Dog Parks, What Should I Expect?
What should you expect at the dog park? Organized chaos. That’s right, there will be dogs chasing each other, chasing balls, jumping, barking, fighting, relaxing, and even humping. Also, not everyone abides by the rules at public dog parks. Your pup should be up to date with their vaccinations, as well as their flea and tick medication.
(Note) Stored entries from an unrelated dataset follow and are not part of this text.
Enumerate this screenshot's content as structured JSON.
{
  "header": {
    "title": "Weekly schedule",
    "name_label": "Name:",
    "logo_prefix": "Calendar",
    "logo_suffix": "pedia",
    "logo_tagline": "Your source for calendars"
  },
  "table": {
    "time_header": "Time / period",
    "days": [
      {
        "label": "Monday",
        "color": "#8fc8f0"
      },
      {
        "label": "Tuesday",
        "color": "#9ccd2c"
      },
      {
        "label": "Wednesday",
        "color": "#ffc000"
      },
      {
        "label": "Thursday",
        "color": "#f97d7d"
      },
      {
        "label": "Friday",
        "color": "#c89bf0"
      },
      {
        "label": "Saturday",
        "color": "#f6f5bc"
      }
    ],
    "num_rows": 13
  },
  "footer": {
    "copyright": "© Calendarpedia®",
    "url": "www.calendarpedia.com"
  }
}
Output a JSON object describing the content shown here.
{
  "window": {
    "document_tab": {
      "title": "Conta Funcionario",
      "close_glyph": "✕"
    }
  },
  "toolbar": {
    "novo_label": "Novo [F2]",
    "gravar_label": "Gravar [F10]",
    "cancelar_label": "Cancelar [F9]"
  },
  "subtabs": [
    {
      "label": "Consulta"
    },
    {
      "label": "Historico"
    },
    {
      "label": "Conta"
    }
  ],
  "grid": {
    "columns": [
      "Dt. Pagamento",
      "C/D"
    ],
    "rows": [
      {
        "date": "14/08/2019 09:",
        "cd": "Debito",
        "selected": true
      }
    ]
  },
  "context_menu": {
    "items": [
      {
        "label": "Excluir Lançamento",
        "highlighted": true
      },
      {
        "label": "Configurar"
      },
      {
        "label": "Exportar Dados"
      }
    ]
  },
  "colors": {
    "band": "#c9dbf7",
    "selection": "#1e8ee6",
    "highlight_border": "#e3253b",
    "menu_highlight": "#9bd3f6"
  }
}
I love taking Baxter to the dog park, but only because I prepared him for that chaotic setting. No, he didn’t like his dog park on the first visit, but once we went when ther were two or three dogs, he loved it. Then other dogs entered, but he was the greater and not the one being greeted. I hope you find the right equation of time of day, training, and comforting for your pup. I’ll say it again, dog parks are a crash course in socialization. I wouldn’t recommend starting socialization training at a dog park. If you want to socialize, there are doggy daycares available everywhere. If you want the free version of socialization, go to the dog park, but you need some basic obedience training to make it easier for your pup.